/parserlib

A c++17 recursive-descent generic parsing library that supports left recursion, tokenization, AST tree creation, multiple error handling etc..

Primary LanguageC++Apache License 2.0Apache-2.0

Parserlib

A c++17 recursive-descent parser library with the following features:

  • ENBF-like syntax for writing grammar expressions.
  • character, string, boolean, set, range terminals.
  • recursive and left-recursive grammars.
  • custom parsing functions, callbacks and nodes.
  • multiple errors per parse.
  • case sensitive/insensitive parsing.
  • optional line/column counting.
  • parsing utf-8 strings.
  • translation of source to AST nodes.
  • loading a file directly into memory.
  • parsing streams.
  • lexing/parsing.

Version 1.0.0.8

Quick Example

#include "parserlib.hpp"
using namespace parserlib;

int main() {
    const auto grammar = terminal("parserlib is") >> " my favorite library" >> -terminal('!');
    std::string source = "parserlib is my favorite library!";
    parse_context<std::string> pc(source);
    bool success = grammar.parse(pc);
}
Table Of Contents
  1. EBNF-like syntax
  2. Terminals
  3. Recursive Grammars
  4. The Parse Context
  5. Custom Parse Functions/Callbacks/Parse Nodes
  6. Error Handling
  7. Line/Column counting
  8. UTF-8 strings
  9. AST Nodes
  10. Lexing And Parsing
  11. Parsing In-Memory Sources
  12. Parsing Sources From Streams
  13. Versions

Versions

  • 1.0.0.8

    • Rewritten again from scratch, in order to deal with error handling in a much better way, to make everything noexcept for increased performance, to add new capabilities.
  • 1.0.0.7

    • Rewritten from scratch, to improve quality of the API.
  • 1.0.0.6

    • Added function-based parsing.
  • 1.0.0.5

    • Added custom match functions in order to allow the resolution of ambiguities while parsing.
    • allowed terminal values to be of different type that the value of the source container, in order to allow the result of a parse (the ast nodes created by a parse) to be fed to another parse function.
    • added terminal parsing via functions.
    • added parsing via standalone functions.
    • added multiple error handling.
  • 1.0.0.4

    • Rewrote the library:
      • all parser grammar classes are now inside a single template class class parser_engine<SourceT, MatchIdT>, for the following reasons:
        • compiler performance (MSVC 32-bit regularly crashed with out of memory error from the many template instantiations of previous versions).
        • library code organization; writing a grammar usually requires including all the grammar constructs, so it is reduntant to have separate files for each grammar-related class.
        • user code organization; whole grammars need to be specialized on source type.
      • coding style is closer to the standard: all identifiers are lower case, words are separated by underscores, idiomatic c++ is used whenever possible.
    • Rewrote the documentation, due to more functionality to be added in the future.
  • 1.0.0.3

    • Reorganized the library in order to support compiler front ends into a separate namespace.

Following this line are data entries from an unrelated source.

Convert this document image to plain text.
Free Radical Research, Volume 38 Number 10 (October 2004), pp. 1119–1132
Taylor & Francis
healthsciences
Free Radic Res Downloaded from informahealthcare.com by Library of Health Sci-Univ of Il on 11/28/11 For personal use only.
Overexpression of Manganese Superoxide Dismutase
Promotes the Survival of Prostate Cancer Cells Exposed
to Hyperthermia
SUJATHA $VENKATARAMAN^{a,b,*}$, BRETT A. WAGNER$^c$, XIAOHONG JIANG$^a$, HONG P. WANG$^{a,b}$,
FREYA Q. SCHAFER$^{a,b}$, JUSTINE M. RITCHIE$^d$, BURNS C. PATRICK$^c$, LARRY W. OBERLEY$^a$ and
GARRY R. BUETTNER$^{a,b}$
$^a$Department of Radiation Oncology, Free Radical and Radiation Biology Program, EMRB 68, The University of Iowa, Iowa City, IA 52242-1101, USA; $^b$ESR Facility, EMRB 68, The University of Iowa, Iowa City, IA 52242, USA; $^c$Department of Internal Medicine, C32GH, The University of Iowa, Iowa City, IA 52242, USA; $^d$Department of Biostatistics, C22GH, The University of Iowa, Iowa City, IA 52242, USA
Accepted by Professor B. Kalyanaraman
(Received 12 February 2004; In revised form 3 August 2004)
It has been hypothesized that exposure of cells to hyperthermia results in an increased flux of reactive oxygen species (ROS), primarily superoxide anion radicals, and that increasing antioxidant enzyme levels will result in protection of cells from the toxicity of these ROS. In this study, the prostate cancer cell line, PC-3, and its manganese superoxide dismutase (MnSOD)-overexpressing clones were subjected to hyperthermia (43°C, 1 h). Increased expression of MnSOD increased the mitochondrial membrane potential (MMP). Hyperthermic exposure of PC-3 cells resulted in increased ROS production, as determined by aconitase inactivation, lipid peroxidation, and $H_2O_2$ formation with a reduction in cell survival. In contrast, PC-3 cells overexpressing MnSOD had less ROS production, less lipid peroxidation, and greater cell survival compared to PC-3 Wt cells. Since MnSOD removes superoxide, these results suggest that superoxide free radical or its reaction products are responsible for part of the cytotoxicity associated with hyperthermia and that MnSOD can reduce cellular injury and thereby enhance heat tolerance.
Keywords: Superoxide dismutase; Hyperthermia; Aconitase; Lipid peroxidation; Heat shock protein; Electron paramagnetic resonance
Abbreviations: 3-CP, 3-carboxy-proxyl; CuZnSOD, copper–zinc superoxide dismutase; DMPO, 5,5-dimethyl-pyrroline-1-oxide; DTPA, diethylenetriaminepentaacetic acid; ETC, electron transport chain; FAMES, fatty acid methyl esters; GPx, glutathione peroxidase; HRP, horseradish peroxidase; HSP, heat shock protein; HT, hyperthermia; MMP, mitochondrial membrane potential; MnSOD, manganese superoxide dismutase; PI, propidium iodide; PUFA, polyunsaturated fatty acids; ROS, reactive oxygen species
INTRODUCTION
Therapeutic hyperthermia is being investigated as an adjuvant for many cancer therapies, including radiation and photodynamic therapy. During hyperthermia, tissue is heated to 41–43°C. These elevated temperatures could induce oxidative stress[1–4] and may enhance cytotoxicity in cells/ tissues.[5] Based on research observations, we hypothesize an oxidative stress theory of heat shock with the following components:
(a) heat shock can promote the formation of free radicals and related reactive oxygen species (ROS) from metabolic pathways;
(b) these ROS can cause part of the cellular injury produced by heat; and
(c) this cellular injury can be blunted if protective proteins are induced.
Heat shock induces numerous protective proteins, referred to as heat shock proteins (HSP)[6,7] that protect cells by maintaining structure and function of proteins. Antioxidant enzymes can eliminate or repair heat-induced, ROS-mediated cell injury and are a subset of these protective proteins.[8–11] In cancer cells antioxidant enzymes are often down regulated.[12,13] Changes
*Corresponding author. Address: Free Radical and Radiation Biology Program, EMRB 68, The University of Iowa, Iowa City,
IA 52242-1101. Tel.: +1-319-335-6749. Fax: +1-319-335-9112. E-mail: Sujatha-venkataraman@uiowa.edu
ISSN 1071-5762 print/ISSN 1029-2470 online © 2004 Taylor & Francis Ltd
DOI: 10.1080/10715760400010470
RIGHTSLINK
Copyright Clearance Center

The main library is now in namespace parserlib::core.
    • Added namespace parserlib::cfe which now contains the compiler-front-end functionality.
    • separated tokenization and parsing phases for compiler-front-ends.
    • Added relevant documentation and unit tests.
  • 1.0.0.2

    • Rewrote the library from scratch in order to provide a better interface. Changes:

      • All the getter methods now start with 'get', in order to play better with Intellisense.
      • The ParseContext class is now configured over the Source type, with the default class being the class SourceString.
      • The class SourceString provides custom iterator which counts lines and columns, compatible with the std::string interface.
      • The functions terminal, terminalSet, terminalRange are changed to term, oneOf, oneIn.
      • Matches are now only hierarchical (as in operator >= of previous version).
      • The 'operator >= has been replaced with operator ->*, which is much more distinct than the former; no more typing accidentally '>>' where >= was intended.
      • The default match id type is no longer a string; it is an int.
      • Simplified the left recursion parsing implementation.
  • 1.0.0.1

    • Added support for compiler front-end construction.
  • 1.0.0.0

    • Initial release.

TODO

TODO list in the current version:

  • review and improve the library documentation.